As the pan European research programme Horizon 2020 unfolded, I was a member of the steering group of the European Union Federation for Pharmaceutical Sciences. Accompanied by a Dutch professor and the Dean of Pharmacy at Lisbon, we made our trip to London to align ourselves with the emerging ideas, kindly and freely provided by a team of the most senior members of the organisation. We made our pitch to the academic community, encouraging cross-country collaboration for programmes in the pharmaceutical sciences .

And how Scottish universities have benefitted from European collaboration in the clinical sciences and beyond. At least a half of the scientists I work with are based in other European cities; in fact, collaboration across countries for some is more common than with the colleagues in the same university or even across local links. Our interactions are based on expertise, command of technology and friendship not necessarily on who ends up in the next laboratory or office … who might be Scottish, English, French or Greek.

The has jus closed its doors in London and the jobs moved to Holland. I mourn its loss. The departure seems to be particularly brutal. The punchline in the announcement is that the UK becomes ‘a third country’ (ouch too close to sounding like third-rate) and as a consequence ‘‘the UK will no longer be able to engage as (co)-rapporteur for new marketing authorisation applications for which the centralised procedure would finish after 30 March 2019.

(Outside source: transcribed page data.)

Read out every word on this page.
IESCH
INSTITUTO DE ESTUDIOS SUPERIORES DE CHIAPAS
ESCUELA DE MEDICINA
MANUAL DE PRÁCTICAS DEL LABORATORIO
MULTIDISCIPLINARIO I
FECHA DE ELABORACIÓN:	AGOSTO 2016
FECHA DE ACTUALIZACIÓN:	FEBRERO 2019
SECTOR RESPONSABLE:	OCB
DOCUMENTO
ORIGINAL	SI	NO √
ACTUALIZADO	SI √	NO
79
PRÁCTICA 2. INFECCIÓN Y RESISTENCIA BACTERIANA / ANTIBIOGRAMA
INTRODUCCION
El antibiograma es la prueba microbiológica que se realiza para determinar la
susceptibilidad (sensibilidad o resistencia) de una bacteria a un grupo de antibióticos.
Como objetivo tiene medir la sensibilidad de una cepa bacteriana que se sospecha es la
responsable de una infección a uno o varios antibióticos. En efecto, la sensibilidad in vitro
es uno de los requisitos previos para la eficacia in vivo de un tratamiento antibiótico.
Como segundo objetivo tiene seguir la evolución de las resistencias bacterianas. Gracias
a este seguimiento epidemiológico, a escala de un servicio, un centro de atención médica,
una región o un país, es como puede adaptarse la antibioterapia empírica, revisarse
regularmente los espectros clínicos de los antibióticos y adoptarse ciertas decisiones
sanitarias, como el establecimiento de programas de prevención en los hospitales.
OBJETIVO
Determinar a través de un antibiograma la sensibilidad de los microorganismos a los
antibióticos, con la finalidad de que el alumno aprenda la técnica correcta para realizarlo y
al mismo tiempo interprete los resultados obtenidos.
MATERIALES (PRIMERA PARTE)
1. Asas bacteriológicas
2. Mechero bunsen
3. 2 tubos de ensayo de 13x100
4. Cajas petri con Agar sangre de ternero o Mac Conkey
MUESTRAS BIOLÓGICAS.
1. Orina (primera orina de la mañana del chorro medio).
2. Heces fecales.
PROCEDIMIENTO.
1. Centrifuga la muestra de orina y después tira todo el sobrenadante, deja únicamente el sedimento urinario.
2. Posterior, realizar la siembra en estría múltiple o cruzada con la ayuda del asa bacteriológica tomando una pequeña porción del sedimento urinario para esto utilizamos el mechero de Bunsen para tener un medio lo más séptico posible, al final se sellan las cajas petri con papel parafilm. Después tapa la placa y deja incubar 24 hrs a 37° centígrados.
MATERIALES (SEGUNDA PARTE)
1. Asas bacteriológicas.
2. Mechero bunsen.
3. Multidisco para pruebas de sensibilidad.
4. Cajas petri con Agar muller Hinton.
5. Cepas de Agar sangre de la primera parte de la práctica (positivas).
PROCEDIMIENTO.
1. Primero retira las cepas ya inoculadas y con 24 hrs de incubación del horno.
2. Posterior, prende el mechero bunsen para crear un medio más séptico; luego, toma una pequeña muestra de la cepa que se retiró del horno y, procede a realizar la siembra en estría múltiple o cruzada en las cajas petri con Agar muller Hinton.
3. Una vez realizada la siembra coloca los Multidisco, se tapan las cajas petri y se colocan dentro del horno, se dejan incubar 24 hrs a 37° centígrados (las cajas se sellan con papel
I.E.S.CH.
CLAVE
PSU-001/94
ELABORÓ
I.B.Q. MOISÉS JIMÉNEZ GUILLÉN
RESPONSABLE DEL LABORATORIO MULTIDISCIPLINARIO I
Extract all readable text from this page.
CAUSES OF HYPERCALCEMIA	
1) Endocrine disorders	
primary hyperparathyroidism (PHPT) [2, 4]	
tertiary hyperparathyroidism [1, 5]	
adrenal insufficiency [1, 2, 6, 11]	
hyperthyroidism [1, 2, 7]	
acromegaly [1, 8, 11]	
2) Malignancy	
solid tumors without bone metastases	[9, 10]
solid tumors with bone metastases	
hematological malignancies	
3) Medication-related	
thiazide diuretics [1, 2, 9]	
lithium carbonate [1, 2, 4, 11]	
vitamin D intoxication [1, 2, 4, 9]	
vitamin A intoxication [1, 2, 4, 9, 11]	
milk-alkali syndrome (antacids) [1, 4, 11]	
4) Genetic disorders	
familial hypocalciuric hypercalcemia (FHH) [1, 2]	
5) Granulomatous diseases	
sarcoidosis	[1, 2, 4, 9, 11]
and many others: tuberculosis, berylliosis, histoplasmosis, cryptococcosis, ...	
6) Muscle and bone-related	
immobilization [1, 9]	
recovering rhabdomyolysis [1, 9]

‘‘This is without prejudice to the outcome of the withdrawal negotiations. No Member State has previously decided to leave the EU, so there is no precedent for this situation.”

Hard love and not so much ‘au revoir” as “so long and thanks for all the fish” . To negotiate yourself into a situation in which there is room for dialogue and a future reaffirmation is always sensible, but radiant intelligence and wit have not been the hallmark of this dreadful apology for leadership in the UK.

Our present myopic and photophobic government down in Westminster have thrown away a jewel that was mined from the intellect, hard-work and brilliance of their better and more intelligent academic forebears. Their legacy of such a monumental fossilisation of clinical pharmacology and biopharmaceutics, with such an abject lack of comprehension is to be deplored.